Einsamkeit im Alter
Eine Anruferin erzählt: Manchmal habe ich das Gefühl ich verstumme. Da gibt es Tage, wo ich niemanden zum Reden habe. Ich habe keine Kinder. Meine Nichten und Neffen sind beschäftigt. Meine beste Freundin ist vor einem Jahr gestorben. Bei anderen Freundinnen hat das Gehör nachgelassen und das Telefonieren ist schwierig.
Meistens schaffe ich es mit meinen 92 Jahren wenigstens zwei Mal in der Woche hinauszugehen – zum Einkaufen, zur Ärztin, in die Apotheke. Wenn die Sonne scheint, setzte ich mich auf eine Bank in der Stadt. Dann kommen Bekannte vorbei und wir plaudern. Aber wenn es regnet und stürmt, dann gehe ich nicht aus der Wohnung. Da kommt es vor, dass ich einen ganzen Tag lang kein einziges Wort gesprochen habe. Manchmal rede ich dann mit mir selber. Manchmal bedauere ich mich einfach und fühle mich sehr einsam.
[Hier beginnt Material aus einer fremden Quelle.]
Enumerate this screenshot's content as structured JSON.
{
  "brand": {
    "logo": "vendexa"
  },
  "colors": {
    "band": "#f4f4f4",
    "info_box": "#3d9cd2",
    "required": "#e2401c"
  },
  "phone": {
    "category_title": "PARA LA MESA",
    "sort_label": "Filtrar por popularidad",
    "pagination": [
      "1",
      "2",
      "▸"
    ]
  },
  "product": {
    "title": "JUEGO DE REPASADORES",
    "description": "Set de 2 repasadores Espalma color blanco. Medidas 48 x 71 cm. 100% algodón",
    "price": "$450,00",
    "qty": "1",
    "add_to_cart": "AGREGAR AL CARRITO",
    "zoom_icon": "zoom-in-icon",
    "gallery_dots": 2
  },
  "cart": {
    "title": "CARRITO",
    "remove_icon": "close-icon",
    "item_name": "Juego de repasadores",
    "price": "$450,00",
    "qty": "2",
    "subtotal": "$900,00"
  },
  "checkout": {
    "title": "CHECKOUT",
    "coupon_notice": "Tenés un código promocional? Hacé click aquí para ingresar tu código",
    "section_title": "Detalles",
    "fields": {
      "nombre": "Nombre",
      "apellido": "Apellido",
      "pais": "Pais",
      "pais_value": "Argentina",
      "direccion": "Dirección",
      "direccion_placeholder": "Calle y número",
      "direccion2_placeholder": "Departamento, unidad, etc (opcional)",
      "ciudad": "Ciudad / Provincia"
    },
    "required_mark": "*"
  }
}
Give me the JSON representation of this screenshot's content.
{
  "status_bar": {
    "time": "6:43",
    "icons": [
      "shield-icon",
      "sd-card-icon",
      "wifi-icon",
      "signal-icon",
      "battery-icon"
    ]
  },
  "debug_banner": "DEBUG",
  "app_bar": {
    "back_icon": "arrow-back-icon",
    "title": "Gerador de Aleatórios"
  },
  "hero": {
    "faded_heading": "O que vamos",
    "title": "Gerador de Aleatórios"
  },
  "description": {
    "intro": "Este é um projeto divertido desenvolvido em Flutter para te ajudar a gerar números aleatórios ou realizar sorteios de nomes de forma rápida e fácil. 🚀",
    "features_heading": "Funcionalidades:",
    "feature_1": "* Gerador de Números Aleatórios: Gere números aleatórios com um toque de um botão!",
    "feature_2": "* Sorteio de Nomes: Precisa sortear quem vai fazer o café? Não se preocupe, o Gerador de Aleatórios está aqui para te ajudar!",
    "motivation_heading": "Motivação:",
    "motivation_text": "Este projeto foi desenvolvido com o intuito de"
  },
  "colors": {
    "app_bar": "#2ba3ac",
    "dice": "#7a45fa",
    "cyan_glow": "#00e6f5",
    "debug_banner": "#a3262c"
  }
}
Ein Anruf bei der TelefonSeelsorge holt mich dann wieder heraus. Es macht mir nichts aus, allein zu sein. Aber hin und wieder erzählen zu können, wie es mir geht, ist schön. Dann hebt sich meine Stimmung wieder. Es kommt vor, dass ich mir denke: Ich bin schon so viele Jahre auf der Welt, ich habe schon so vieles erlebt. Es wäre eigentlich genug. Aber dann kann ich mich so am Leben freuen und all den schönen Erinnerungen. Und dann vergeht das Gefühl der Einsamkeit und ich bin dankbar, dass ich noch auf der Welt bin.